The announcement is a win for numerous activists and organizers, with many saying it’s not fair or safe to move the facility from a white community to a Black and Brown community.
“When you take a company that has a terrible track record from a predominantly white and wealthy community to a community that is majority Latino and Black, then you’re sending a strong message that you value certain people over others,” Olga Bautista said.
Bautista is a member of the Southeast Environmental Task Force, who organized against General Iron’s move to the Southeast Side.
General Iron closed its operation in Lincoln Park last December before Reserve Management Group announced it would open a scrap shredder on the Southeast Side, near a predominantly Latino neighborhood.
“Because of these well-known degraded environmental conditions, the siting of this facility in Chicago’s Southeast Side has raised significant civil rights concerns,” the U.S. Environmental Protection Agency said in a statement.
“I think the community is feeling like they’re being listened to, and it is a shame that it took a hunger strike and this permit to get so close to approval for action to happen,” Bautista said.
The EPA officials stated that previous public comments submitted by the prior administration during the state permitting process don’t reflect the current priorities and policies of the EPA today.
“Our Region 5 office has already initiated an analysis of ambient air quality data and a comparison of that data with similar data from other Chicago communities.

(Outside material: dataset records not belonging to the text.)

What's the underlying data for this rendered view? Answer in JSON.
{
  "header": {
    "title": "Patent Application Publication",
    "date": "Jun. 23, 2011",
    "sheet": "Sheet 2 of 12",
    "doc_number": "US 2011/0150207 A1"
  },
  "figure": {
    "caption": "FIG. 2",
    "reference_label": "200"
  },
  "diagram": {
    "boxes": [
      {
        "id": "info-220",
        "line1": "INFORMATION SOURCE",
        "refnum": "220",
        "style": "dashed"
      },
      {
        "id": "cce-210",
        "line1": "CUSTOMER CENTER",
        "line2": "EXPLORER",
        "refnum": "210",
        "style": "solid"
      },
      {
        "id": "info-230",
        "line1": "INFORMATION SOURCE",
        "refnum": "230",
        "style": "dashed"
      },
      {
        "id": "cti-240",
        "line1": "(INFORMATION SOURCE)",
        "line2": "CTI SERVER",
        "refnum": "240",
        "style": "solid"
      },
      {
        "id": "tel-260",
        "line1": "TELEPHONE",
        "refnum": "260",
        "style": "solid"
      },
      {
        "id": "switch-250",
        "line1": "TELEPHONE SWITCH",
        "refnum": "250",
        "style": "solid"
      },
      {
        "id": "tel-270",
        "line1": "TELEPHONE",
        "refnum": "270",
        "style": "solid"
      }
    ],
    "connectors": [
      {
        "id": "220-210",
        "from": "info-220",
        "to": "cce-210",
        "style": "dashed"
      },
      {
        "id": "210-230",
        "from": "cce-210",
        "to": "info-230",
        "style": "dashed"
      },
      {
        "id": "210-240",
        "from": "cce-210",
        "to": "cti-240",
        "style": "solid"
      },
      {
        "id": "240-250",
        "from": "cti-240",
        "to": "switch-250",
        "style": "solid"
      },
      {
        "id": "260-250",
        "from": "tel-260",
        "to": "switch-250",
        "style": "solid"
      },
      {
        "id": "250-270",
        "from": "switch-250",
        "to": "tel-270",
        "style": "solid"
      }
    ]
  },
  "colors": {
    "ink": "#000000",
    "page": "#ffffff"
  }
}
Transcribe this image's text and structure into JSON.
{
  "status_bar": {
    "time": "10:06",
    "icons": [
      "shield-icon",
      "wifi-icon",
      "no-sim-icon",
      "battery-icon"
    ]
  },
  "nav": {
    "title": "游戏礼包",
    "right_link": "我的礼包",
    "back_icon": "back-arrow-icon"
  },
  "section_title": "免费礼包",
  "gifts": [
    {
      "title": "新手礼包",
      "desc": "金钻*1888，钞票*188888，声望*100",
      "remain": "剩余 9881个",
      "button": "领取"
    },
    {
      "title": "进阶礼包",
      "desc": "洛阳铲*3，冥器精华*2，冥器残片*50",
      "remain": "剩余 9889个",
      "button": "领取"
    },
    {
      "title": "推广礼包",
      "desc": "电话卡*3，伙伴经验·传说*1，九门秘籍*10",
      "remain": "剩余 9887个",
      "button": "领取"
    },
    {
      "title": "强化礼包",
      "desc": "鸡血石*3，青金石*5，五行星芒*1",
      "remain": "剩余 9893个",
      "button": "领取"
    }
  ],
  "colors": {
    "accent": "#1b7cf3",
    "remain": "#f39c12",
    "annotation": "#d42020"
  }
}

We believe it is prudent for the city to delay a decision on the pending permit until such an analysis can be conducted,” the EPA said in their statement.
Bautista said this is a victory, but there is still so much more work to do.
“Until we have the right policies in Chicago, we are all getting ready, taking this moment to catch our breaths and getting ready to work with the city to stop any companies trying to move in that don’t have our health in mind,” Bautista said.
Southside Recycling released a statement Saturday night, saying:
“The Illinois EPA and the City of Chicago have independently reviewed the cumulative air quality modeling that has already been performed, validated the findings, and concluded that even when the existing air quality was considered, the new Southside Recycling facility will meet or exceed all applicable environmental and health standards. Southside Recycling is subject to likely the most stringent set of federal, state, and local regulations of any metal recycling operation in the country.
The advanced pollution control system at Southside Recycling is creating a new industry standard that will serve as a national model for capturing and controlling emissions from large recycling facilities. The U.S. EPA knows this is in stark contrast to other metal shredders, including the only other one in Chicago that continues to operate in Pilsen but has none of the air pollution controls and enclosures that Southside Recycling has. Delaying Southside Recycling’s permit will only exacerbate the environmental justice burden in Pilsen. And, after carefully reviewing the charges of environmental racism, a federal judge concluded there was no evidence to support the baseless allegations.”